The center point of Assistant Professor of Political Science and Public Policy Michael Kenney´s scholarly investigations is, simply put, to learn how terrorists learn. That research has taken him to Israel and California and will next find him in Spain and England studying how Islamic extremists share and create knowledge and experience.
Dr. Kenney has received a $150,000 grant from the National Institute of Justice, the research, development, and evaluation agency of the U.S. Justice Department, "to increase our understanding of how Islamic militants learn" through studies of extremist networks in Spain and the United Kingdom — two critical theaters in the war on terrorism.

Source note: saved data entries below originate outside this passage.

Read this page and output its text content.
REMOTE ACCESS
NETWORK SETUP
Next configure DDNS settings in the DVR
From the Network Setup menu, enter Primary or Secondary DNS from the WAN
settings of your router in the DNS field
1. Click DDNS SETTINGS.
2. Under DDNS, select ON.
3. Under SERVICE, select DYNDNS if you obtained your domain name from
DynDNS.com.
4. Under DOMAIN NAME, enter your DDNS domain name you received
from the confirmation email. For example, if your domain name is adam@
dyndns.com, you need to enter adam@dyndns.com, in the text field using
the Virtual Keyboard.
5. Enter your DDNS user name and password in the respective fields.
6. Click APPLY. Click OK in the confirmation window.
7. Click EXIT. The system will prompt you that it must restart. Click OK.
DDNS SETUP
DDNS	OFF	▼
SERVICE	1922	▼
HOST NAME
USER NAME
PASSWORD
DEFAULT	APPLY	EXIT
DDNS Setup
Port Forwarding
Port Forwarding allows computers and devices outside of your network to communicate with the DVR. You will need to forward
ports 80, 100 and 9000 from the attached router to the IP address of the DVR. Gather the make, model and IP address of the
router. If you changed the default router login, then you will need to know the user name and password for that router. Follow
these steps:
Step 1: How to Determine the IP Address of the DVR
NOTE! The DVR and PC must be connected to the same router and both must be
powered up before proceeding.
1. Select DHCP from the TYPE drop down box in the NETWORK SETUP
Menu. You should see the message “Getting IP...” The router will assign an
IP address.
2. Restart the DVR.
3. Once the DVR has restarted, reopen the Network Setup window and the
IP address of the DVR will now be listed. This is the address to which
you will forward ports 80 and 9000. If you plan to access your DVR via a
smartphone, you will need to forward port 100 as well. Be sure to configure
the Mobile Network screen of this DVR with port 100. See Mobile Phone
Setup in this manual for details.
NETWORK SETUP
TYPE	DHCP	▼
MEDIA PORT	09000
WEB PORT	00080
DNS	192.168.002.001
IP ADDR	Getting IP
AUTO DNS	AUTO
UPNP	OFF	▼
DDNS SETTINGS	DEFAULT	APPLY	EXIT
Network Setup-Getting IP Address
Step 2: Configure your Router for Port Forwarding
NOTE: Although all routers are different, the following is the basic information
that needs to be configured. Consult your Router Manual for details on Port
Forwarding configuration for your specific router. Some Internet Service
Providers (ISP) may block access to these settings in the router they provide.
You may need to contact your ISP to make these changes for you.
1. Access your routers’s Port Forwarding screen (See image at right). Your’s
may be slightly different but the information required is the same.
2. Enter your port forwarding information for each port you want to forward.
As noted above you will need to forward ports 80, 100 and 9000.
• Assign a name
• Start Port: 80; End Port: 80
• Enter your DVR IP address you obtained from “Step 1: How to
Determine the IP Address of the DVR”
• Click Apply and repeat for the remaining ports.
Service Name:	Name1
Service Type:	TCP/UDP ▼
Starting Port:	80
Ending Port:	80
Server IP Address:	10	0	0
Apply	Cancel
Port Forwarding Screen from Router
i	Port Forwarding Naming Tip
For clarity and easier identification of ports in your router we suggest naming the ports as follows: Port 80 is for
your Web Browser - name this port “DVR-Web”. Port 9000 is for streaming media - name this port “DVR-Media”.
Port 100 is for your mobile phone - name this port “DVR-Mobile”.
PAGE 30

"Several years into the war on terrorism, federal, state, and local law enforcement agencies continue to confront agile adversaries who learn from experience and adjust their organizational structures and activities accordingly. Indeed, the extremist groups that carried out the Madrid train bombings in 2004 and the London train and bus bombings in 2005 demonstrate that one not be a card-carrying member of al-Qaeda to execute attacks of devastating lethality," Dr. Kenney concludes.
Dr. Kenney´s investigation will include interviews with government counter-terrorism officials and others. The data collected will be supplemented by other sources, including government documents, media reports, and academic studies on terrorism learning.
"While international in scope," Dr. Kenney points out, "this research has direct implications for criminal justice policy and practice in the United States. By increasing our understanding of the organization learning process undertaken by Islamist networks in Europe, the research could prevent terrorist attacks against the United States."
Previously, Dr. Kenney visited Israel through a fellowship from the Foundation for the Defense of Democracy for an intensive course in terrorism studies, and in particular how democracies can defeat the worldwide terrorist threat. The foundation, a nonpartisan policy institute headquartered in Washington, D.C., supported his travel to Israel in May 2005.
He was also one of eight scholars from across the nation to be awarded 2004-05 multidisciplinary fellowships to investigate ways governments and agencies can be organized to respond more effectively to terrorism.
The Organizational Learning and Homeland Security Fellowship, based at Stanford University´s Center for International Security and Cooperation, was part of a $1.65 million contract from the Department of Homeland Security. As part of the fellowship, Dr. Kenney examined competitive learning in terms of strategic interaction between terrorists and counter-terrorists, and how each party tries to learn from vulnerabilities exposed in public emergencies.
Dr. Kenney earned his Ph.D. in Political Science from the University of Florida in May 2002. During the 2002-03 academic year, he held a postdoctoral research fellowship from the Center for International Studies at the University of Southern California. Previous to that, he was a Hamburg Fellow at the Stanford center. He joined the faculty in the School of Public Affairs at Penn State Harrisburg in fall 2003.
His forthcoming book, From Pablo to Osama: Trafficking and Terrorist Networks, Government Bureaucracies and Competitive Adaptation, will be published by the Pennsylvania State University Press in the spring of 2007.